EL
COCHE FÚNEBRE
Hola,
buenos días doctor… Pase, pase y
siéntese, póngase cómodo. A ver, primero me va a ayudar a hacer un pequeño
historial, de usted naturalmente. Pues
mire usted, eso me resultaría muy difícil.
¿Y eso por qué? Fácil, porque yo
no existo… Vamos a ver, me está usted
diciendo que no existe, bueno, ¿y cómo ha llegado usted a esa conclusión? Coño, voy por la calle y no me veo… ¿A que se refiere usted con esa última
frase que acaba de decirme, que no existe porque no se ve? Me explico; sí que me veo, pero siempre
detrás de un coche fúnebre de esos de caballos, de esos carruajes negros cuyos
caballos van enjaezados con unas plumas negras en la cabeza, cortinas también
negras de raso, sin acompañantes naturalmente, voy yo solo, acompañándome a mí
mismo.
Al
médico le comenzaba a temblar el pulso un poco, escribía a mano sobre un gran
cuaderno de espiral sin cuadricular, escribía algo que solamente los médicos
comprenden, a no ser que alguien más sepa taquigrafía, de los pacientes me refiero.
El hombre escribía, y a su vez el paciente se encogía cada vez más en su silla,
se recogió en sí mismo, primero doblando las rodillas debajo del asiento, luego
comenzó a mirar a su alrededor con temor.
El
psicólogo levantaba los ojos sin mover la cabeza del cuaderno, quería observar
la reacción del paciente, mientras, el paciente lo observaba a él, para ver si
se apercibía del terrible problema que lo preocupaba.
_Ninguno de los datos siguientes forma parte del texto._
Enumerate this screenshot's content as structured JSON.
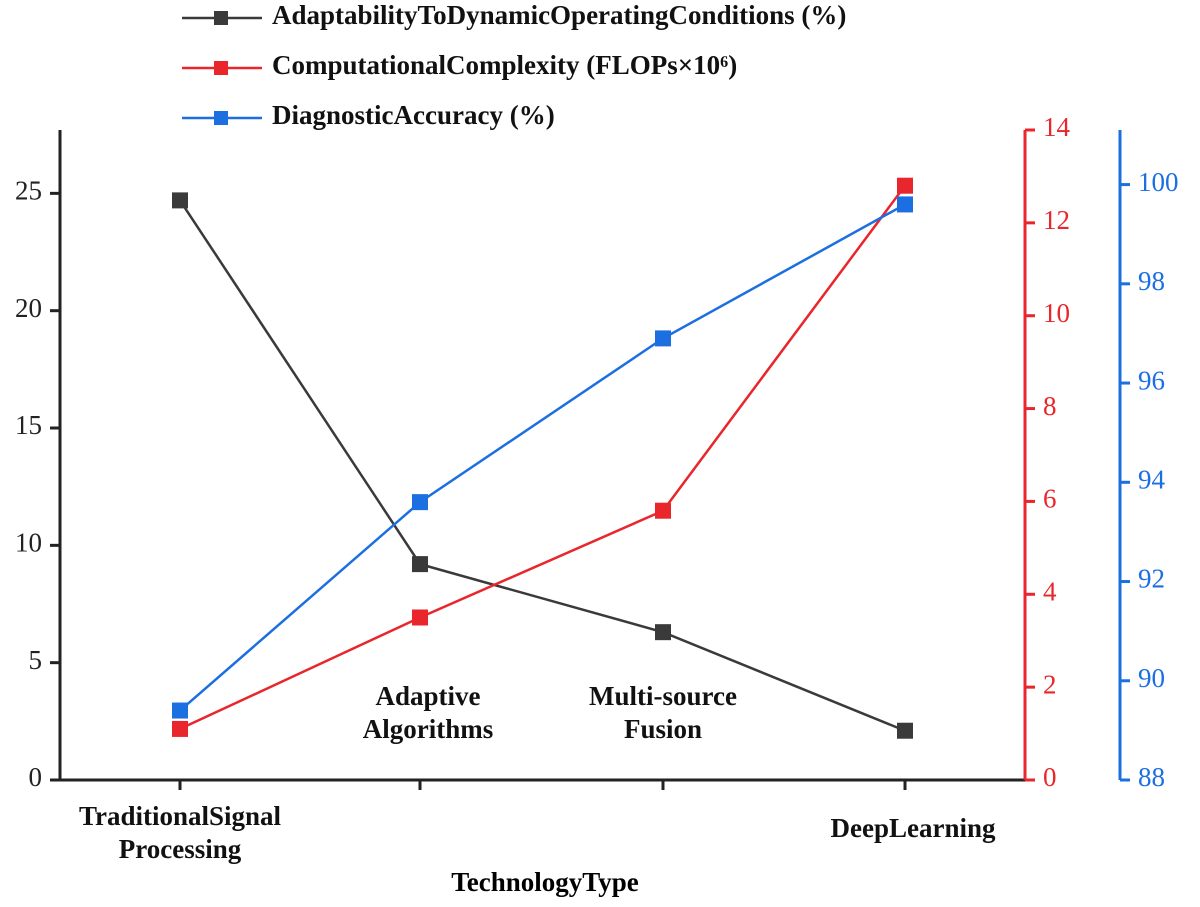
{
  "chart_data": {
    "type": "line",
    "x_label": "TechnologyType",
    "categories": [
      "TraditionalSignal Processing",
      "Adaptive Algorithms",
      "Multi-source Fusion",
      "DeepLearning"
    ],
    "series": [
      {
        "name": "AdaptabilityToDynamicOperatingConditions (%)",
        "color": "#3a3a3a",
        "values": [
          24.7,
          9.2,
          6.3,
          2.1
        ]
      },
      {
        "name": "ComputationalComplexity (FLOPs×10⁶)",
        "color": "#e8262b",
        "values": [
          1.1,
          3.5,
          5.8,
          12.8
        ],
        "axis": "y2"
      },
      {
        "name": "DiagnosticAccuracy (%)",
        "color": "#1c6fe0",
        "values": [
          89.4,
          93.6,
          96.9,
          99.6
        ],
        "axis": "y3"
      }
    ],
    "ylim": [
      0,
      27.7
    ],
    "yticks": [
      0,
      5,
      10,
      15,
      20,
      25
    ],
    "ycolor": "#222222",
    "y2lim": [
      0,
      14
    ],
    "y2ticks": [
      0,
      2,
      4,
      6,
      8,
      10,
      12,
      14
    ],
    "y2color": "#e8262b",
    "y3lim": [
      88,
      101.1
    ],
    "y3ticks": [
      88,
      90,
      92,
      94,
      96,
      98,
      100
    ],
    "y3color": "#1c6fe0"
  }
}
Hasta entonces, el psicólogo
no se había dado cuenta del problema que había llevado a aquel hombre a su
consultorio; se levantó lentamente de su asiento, una cómoda butaca de piel con
apoyabrazos y hasta apoyacabezas. La sala bien iluminada, no reflejaba sombra
alguna de la persona que allí estaba para ser atendida, el psicólogo dio un
golpe al respaldo del asiento del paciente y este cayó al suelo, la silla
estaba vacía.
¡Oiga
que pretende que me rompa la crisma…!
Pero si usted no existe, su persona no emana sombra alguna… Sus huevos no emanan sombra, ¡será berzas
el tío este!
Al
cabo de un minuto escaso, apareció en la consulta una doctora bastante alta, que
después de saludarle y darle los buenos días, se abrochó la bata de un color
ligeramente azulada y le preguntó al enfermo…
¿Qué me cuentas hoy Darío…, ya ha llegado tu familia para acompañarte al
entierro? No doctora, y no se crea que
no estoy preocupado, a lo mejor… les ha podido pasar algo por el camino, aunque
en honor a la verdad, poco me importa que lleguen o no. ¿Y eso por qué? Ya sabe… comienzan a decir de uno que si uno está
igual o hasta más guapo que cuando estaba vivo, yo oigo eso de mí si estoy allí
en el velatorio… vamos… les digo
Cabrones, como voy a estar más guapo si estoy muerto, pero bueno… ¿sabe
que tampoco me importa mucho lo que opinen de mí en ese aspecto?
“El
muerto al hoyo, y el vivo al boyo”,
¿puede usted creer que me gusta esa frase hecha? Es la puta realidad,
con tal que me lloren quienes yo desearía que me lloraran, tengo suficiente. Joder que tarde
se me ha hecho, tengo que ir a ver ahora que ha salido el sol a mi sombra, la
muy perra hace ya unas cuantas semanas que me falta de casa y no me ha dado
explicaciones… ¡me cago en la leche, tiene que estar uno en todo!